If you were on HMC1, you could DLPAR LPAR1 and LPAR3 with no issues. If you were on HMC2, you could DLPAR LPAR2 and LPAR4 with no issues. The problem was that the only way to know which HMC was controlling which LPAR was to either login to the HMC command line and run lspartition –dlpar, or use the HMC GUI and select HMC Management > View Network Topology. There was no way to know which HMC you needed to login to to manage which LPAR. This headache needed to be resolved.
Initially we did some troubleshooting with IBM Support. That resulted in us running things like:
/usr/sbin/rsct/install/bin/recfgct
/usr/sbin/rsct/bin/rmcctrl –p
We tried getting root access via pedbg. We also tried collecting a snap:
/usr/sbin/rsct/bin/ctsnap
Eventually, once we escalated high enough up the support food chain, someone noticed a very basic HMC setup problem:
The LPAR IBM.MgmtDomainRM default file shows this msg where it’s attempting to create a IBM.MCP entry for hmc1. It fails with Error number 14, duplicate key for localhost.

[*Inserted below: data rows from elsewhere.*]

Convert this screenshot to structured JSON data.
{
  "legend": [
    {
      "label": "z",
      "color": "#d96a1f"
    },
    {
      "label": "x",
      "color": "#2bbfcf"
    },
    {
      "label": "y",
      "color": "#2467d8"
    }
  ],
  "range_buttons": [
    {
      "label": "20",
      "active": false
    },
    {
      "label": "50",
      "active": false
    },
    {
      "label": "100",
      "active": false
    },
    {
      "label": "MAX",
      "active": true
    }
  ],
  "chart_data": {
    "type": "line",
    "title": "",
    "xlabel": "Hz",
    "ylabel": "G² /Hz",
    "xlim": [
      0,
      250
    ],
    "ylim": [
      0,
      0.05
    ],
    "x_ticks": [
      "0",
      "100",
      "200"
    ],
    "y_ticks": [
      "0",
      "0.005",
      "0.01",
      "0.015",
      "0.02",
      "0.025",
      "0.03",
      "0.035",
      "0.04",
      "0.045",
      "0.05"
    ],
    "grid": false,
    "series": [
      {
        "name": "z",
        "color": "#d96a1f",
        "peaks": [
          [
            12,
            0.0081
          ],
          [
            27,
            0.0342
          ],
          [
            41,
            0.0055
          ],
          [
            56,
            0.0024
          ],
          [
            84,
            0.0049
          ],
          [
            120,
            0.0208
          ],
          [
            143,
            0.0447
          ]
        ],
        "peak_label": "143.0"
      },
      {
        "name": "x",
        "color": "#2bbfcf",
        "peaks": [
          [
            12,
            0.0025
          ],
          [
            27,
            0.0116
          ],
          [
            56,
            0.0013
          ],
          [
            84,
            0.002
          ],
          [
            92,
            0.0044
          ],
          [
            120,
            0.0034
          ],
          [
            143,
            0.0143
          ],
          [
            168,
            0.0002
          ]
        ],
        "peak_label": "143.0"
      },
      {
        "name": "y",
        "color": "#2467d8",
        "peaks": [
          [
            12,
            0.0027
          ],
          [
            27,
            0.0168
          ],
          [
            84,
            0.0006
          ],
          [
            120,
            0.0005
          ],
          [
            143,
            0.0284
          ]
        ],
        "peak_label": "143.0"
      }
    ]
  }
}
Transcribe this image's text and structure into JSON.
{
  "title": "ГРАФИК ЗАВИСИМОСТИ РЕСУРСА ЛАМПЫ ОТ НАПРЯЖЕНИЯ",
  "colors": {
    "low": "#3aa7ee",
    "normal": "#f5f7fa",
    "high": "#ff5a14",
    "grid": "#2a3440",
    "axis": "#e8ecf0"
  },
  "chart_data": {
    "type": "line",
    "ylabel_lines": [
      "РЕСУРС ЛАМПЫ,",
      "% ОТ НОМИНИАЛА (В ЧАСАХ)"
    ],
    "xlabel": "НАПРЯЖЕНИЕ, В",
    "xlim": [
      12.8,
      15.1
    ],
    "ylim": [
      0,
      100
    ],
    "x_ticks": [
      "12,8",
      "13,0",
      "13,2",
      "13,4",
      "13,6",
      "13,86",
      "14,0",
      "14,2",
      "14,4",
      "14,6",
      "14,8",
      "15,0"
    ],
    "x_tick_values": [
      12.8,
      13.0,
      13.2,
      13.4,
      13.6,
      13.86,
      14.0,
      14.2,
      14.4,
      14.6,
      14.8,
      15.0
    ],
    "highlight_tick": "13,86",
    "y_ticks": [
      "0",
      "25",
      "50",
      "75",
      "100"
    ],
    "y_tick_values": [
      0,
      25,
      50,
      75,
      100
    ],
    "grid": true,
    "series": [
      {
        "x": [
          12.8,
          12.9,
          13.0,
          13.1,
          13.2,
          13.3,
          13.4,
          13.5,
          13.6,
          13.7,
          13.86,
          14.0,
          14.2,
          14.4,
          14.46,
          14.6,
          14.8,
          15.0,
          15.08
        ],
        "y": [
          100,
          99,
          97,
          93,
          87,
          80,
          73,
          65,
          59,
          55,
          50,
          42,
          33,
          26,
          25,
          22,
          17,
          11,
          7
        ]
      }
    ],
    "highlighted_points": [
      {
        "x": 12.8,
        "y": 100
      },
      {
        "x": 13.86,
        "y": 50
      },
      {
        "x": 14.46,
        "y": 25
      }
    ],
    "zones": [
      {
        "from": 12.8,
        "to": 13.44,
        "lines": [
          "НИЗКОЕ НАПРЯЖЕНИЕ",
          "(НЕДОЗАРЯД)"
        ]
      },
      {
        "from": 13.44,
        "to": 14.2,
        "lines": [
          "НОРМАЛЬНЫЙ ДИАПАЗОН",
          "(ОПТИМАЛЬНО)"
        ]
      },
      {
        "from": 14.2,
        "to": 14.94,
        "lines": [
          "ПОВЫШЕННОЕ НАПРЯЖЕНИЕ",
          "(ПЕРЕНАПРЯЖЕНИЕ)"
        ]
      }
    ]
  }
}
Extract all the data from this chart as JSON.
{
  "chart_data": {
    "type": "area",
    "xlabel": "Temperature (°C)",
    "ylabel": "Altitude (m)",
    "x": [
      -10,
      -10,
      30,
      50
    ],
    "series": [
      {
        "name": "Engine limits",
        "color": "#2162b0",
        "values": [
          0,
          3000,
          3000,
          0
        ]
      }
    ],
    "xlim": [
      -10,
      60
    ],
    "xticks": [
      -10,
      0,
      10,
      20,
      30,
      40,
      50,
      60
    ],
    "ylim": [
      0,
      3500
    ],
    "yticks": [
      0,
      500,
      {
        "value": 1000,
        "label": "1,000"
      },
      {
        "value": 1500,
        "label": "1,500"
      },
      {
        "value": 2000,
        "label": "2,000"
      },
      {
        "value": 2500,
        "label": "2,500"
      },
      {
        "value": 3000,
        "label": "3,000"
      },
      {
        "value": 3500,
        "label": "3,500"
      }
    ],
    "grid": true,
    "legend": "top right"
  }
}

2610-652 The specified time limit has been exceeded.
Mon Feb 17 13:04:32 CST 2014(439849) ../../../../../src/rsct/rm/MgmtDomainRM/MCP_cfg.c/01438/1.22 2613-034 Error number 14 was returned when attempting to define an IBM.MCP resource.
2610-014 The key token localhost is a duplicate.
During the initial build of the HMCs, they had been given their unique hostname and IP address, but somehow someone made a change that resulted in both hostnames being reset to localhost. Since these HMCs had the same hostname and ran on the same network, only one of the two was capable of managing LPARs at any given time. The other one would always fail.
Needless to say, if you run multiple HMCs, make sure they have unique hostnames. And in any environment, it’s essential to establish good change control so people aren’t making changes to systems without proper approvals and documentation.